More on Trump v. New York

Following up on posts here and here, the U.S. Supreme Court denied a stay of President-elect Trump’s sentencing in New York 5-4. The order reads:

The application for stay presented to Justice Sotomayor and by her referred to the Court is denied for, inter alia, the following reasons. First, the alleged evidentiary violations at President-Elect Trump’s state-court trial can be addressed in the ordinary course on appeal. Second, the burden that sentencing will impose on the President-Elect’s responsibilities is relatively insubstantial in light of the trial court’s stated intent to impose a sentence of “unconditional discharge” after a brief virtual hearing.

Justice Thomas, Justice Alito, Justice Gorsuch, and Justice Kavanaugh would grant the application.

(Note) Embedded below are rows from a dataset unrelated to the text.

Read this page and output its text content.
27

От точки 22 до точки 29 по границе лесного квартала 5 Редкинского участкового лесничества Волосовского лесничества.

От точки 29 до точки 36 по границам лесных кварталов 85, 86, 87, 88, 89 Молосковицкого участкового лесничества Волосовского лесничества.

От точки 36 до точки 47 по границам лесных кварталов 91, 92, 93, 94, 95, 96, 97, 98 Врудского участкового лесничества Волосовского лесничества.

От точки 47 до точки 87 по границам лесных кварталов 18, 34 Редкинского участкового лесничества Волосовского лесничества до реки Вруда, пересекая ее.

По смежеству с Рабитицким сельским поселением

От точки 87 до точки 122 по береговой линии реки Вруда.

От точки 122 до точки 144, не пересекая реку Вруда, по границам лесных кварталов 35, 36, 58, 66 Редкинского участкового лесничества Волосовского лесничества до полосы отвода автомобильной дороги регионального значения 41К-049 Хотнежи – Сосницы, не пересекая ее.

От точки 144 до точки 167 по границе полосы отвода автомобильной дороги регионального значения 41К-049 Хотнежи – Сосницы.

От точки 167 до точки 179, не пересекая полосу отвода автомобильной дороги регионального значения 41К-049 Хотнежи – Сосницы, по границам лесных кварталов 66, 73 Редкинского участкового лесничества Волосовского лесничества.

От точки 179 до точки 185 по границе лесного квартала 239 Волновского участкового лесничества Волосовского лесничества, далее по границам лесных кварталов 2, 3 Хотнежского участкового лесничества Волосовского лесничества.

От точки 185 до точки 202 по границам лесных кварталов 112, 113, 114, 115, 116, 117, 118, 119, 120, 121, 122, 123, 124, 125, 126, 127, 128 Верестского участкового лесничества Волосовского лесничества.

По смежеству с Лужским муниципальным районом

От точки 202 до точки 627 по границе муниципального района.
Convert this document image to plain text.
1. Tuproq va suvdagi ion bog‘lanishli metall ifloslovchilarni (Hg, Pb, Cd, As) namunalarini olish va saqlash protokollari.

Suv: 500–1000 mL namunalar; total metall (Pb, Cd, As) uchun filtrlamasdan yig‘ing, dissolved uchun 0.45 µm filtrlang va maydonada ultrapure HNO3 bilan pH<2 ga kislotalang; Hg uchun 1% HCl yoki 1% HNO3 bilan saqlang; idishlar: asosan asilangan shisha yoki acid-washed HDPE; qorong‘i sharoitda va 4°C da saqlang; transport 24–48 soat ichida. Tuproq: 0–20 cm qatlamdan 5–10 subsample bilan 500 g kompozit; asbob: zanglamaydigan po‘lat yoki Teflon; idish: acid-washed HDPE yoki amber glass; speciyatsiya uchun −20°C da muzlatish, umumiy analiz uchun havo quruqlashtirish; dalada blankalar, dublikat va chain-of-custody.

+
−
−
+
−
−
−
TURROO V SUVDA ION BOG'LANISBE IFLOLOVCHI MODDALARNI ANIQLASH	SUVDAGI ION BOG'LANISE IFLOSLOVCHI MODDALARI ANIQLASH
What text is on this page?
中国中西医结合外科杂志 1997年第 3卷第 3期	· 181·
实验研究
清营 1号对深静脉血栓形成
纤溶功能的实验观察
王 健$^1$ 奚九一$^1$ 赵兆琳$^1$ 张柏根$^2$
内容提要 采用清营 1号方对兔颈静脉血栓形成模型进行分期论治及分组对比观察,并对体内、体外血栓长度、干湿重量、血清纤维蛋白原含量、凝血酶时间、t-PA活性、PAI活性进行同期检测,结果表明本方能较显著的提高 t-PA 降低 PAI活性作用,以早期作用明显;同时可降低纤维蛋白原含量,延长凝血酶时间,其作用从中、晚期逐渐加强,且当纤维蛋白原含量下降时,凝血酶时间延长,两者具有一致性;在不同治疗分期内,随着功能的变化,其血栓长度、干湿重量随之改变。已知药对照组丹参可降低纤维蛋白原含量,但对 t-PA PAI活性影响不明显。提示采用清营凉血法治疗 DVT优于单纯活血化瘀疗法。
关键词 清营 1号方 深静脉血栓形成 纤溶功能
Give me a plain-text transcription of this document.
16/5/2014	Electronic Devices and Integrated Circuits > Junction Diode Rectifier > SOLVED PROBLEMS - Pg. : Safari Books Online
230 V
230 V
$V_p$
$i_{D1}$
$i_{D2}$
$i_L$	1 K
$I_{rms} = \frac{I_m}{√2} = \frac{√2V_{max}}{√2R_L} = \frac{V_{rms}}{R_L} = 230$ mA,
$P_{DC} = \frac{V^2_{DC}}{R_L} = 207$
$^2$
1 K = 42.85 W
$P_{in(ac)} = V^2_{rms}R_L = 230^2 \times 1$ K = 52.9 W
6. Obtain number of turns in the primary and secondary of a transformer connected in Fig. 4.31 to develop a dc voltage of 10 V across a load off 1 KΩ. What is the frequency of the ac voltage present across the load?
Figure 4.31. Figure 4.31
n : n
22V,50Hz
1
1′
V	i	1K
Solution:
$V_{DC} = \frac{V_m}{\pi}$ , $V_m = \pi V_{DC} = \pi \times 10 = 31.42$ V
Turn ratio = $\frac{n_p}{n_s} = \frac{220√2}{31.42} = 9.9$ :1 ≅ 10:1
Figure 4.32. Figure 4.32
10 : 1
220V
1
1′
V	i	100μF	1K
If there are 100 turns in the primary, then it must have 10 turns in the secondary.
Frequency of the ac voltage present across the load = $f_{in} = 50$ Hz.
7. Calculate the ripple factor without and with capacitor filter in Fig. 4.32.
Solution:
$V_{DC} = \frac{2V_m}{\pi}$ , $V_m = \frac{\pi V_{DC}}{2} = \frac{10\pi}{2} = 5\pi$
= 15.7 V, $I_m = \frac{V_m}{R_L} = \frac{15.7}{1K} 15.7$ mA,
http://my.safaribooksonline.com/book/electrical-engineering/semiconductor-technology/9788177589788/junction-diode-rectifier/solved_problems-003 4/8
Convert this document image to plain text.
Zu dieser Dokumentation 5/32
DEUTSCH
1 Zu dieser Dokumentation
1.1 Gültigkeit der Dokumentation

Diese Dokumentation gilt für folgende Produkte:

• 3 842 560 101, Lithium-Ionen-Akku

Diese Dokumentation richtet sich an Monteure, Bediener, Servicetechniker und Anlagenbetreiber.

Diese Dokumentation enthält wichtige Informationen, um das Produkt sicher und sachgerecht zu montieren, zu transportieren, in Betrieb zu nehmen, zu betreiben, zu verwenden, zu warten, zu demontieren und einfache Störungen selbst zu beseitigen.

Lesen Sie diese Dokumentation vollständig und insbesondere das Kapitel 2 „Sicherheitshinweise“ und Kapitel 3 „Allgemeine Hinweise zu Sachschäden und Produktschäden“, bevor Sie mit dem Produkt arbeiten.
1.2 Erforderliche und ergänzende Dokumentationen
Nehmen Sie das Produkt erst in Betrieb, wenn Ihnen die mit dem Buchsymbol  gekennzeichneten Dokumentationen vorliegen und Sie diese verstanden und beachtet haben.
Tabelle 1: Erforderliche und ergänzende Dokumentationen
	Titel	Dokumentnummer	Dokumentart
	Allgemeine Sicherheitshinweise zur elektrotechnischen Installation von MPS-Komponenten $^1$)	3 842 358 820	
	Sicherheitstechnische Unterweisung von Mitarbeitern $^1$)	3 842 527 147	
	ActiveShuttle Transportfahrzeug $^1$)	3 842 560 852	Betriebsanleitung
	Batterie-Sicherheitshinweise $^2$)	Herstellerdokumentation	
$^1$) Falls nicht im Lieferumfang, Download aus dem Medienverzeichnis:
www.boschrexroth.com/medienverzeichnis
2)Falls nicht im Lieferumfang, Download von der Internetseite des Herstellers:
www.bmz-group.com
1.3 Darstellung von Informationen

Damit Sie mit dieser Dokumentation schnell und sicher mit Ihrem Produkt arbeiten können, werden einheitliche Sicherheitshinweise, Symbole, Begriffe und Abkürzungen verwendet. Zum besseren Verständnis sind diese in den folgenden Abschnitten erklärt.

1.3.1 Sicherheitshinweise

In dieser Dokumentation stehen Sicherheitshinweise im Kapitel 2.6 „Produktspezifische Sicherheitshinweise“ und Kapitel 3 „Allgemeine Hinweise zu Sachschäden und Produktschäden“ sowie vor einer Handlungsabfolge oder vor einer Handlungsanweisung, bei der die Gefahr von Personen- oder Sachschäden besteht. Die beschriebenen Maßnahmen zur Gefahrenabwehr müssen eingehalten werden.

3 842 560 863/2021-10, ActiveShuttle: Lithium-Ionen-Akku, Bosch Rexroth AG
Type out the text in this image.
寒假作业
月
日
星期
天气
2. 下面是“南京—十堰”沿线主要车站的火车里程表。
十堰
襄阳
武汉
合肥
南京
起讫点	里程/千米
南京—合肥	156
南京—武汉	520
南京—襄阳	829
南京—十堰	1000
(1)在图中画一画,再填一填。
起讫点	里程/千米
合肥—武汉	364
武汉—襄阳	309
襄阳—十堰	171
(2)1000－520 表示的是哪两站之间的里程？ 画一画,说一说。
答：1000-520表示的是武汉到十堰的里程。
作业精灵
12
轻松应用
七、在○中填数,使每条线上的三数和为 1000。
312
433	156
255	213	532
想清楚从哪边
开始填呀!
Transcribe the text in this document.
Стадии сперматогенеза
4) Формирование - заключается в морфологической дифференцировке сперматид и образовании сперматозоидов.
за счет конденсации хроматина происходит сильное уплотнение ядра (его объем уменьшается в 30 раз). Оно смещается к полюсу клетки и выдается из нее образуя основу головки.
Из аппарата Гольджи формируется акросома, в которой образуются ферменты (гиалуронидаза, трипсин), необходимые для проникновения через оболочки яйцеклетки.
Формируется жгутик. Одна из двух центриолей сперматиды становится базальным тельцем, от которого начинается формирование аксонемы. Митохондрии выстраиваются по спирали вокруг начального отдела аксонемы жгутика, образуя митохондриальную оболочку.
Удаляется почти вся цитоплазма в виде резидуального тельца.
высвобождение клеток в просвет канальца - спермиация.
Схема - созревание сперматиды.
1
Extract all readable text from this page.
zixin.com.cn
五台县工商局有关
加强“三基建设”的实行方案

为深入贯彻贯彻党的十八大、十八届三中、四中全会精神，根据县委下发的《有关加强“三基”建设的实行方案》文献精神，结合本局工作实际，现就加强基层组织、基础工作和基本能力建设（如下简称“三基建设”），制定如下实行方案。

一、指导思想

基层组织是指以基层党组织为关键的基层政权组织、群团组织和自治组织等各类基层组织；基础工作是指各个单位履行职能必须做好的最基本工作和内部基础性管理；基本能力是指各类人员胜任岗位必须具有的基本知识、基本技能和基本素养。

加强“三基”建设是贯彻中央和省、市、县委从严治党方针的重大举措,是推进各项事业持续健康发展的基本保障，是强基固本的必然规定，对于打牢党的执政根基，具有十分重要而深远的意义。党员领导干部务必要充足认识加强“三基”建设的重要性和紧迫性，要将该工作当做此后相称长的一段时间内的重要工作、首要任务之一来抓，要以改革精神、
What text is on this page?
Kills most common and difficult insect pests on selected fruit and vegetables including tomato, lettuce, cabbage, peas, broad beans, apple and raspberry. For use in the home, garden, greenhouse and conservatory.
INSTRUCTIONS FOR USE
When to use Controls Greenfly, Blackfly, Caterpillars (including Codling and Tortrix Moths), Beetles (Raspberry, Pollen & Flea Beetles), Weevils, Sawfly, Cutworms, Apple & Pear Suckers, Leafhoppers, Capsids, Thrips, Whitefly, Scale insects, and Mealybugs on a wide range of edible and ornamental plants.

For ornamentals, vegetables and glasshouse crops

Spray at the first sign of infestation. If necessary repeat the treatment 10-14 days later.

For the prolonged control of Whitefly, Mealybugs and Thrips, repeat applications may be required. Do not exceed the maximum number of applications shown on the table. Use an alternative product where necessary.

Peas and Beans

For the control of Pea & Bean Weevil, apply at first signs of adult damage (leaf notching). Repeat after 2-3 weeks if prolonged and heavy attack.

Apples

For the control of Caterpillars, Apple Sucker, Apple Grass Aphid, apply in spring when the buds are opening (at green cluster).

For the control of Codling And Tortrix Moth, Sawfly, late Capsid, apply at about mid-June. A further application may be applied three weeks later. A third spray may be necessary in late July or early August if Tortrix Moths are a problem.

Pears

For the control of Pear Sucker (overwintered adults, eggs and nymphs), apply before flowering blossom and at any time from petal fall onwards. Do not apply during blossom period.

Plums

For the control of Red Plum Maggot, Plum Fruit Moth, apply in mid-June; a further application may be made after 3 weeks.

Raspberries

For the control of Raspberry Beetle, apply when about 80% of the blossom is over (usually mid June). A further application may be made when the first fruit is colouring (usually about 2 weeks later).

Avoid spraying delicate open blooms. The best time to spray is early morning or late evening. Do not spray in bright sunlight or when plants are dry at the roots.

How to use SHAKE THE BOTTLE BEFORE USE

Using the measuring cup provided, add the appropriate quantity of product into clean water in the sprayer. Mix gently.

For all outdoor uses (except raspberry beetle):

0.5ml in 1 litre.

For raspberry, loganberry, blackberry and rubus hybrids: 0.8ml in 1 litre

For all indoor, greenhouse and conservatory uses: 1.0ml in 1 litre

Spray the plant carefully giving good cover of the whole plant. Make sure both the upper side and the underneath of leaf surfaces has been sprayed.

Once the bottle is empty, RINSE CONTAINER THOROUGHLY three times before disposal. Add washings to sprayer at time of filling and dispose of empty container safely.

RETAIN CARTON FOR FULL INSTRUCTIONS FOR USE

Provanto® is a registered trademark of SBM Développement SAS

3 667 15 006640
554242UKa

The hearing then went forward. The WSJ has this story.

As I mentioned in one of the previous posts, the immunity claim wasn’t the strongest. The best federal claim, in my view, is the due process violation of the raging bias of the prosecutor.

To see the huge double standard between this case and other cases where prosecutors have been recused, see this letter brief that CJLF filed in the case of a Black Lives Matter protester who shattered the back window of a car, showering a young child with broken glass. The prosecutor was recused for statements that were not directed at the defendants individually but only at people who commit lawless acts, plus a few other items, all of which pale in comparison to Alvin Bragg’s campaign promise to “get” one particular named person, Donald Trump. Yet the California Supreme Court let the BLM recusal stand.

The New York courts should have removed Bragg right out of the gate. We will see what happens as this case works its way up the appeal process.